Her voice quavered only on the words
Final Four
. By then hardly anyone noticed because there wasn’t a dry eye in the house. Danny Manning would be voted the Most Outstanding Player of the Final Four that night. But no one was better at the Final Four than Katha Quinn.

Among the 16,392 in Kemper Arena that night there were two groups who undoubtedly would have preferred being elsewhere. The NCAA provides tickets and very good seats to the semifinal losers, a nice gesture that both teams would probably just as soon live without.

Steve Kerr didn’t want to go to the game. He had been up until six in the morning, drinking with the Duke ruling junta, the players sharing the pain of their losses together. “The only guys in the world who could absolutely understand the way we felt were the Duke guys,” Kerr said. “To be one step away from playing for it all but not getting there. No one but them knew how we felt.”

They had drowned their sorrows together and then, the following day, each had followed his instincts: Kerr, jock all the way, went to the baseball game. The Dukies, whose team motto should have been “Do you take Visa?” went shopping. “I got a great pair of shorts,” Billy King said.

Kerr was in shorts for the final, as were many of his teammates. Duke showed up in jackets and ties. Neither group was dressed the way it wanted to be, though. No one had a number on.

For Kansas, it had been a long day. Brown wanted everything to be as normal as possible in a situation where normal was impossible. He had told his players that he honestly believed they could handle Oklahoma’s press, having seen it twice already. “Just go out and play the way you’ve played for thirty-seven games and you’ll be just fine,” Brown said. “You aren’t here on any fluke. You’re here because you’re damn good.”
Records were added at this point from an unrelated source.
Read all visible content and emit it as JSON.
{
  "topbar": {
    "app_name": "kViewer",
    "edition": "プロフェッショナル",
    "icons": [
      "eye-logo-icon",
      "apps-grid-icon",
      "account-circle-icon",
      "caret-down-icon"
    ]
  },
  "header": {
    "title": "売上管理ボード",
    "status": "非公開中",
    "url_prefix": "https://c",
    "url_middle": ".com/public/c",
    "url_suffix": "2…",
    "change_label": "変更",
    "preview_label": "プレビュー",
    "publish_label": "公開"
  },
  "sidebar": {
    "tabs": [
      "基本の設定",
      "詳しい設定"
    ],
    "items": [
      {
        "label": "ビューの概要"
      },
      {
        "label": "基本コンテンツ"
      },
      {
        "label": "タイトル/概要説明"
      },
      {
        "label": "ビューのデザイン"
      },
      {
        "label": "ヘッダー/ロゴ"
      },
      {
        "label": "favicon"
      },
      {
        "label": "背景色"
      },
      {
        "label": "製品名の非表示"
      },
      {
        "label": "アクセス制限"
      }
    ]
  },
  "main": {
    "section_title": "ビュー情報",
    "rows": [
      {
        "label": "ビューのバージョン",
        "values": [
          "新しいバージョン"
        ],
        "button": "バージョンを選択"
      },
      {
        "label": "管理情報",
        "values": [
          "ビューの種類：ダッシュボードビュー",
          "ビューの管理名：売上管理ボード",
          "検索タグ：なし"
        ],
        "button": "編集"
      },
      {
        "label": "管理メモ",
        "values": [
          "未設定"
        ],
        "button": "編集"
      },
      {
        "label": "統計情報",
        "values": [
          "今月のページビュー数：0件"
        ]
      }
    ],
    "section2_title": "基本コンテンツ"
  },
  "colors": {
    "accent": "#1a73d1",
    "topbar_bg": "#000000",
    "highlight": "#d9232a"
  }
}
Brown’s major concern was keeping Manning out of foul trouble. He was certain that Stacey King would go right at Manning. That made perfect sense. “Danny,” he said, “King can score 25 or 30 points and we can still win the game. But we can’t win if you’re on the bench.”

Manning nodded. In truth, there wasn’t much he needed to be told at this point. He knew that Kansas was in the final because he had stepped forward and become a dominant player in the tournament—he was averaging 26.4 points and 9 rebounds a game—and that to win this last game, he would have to be dominant again.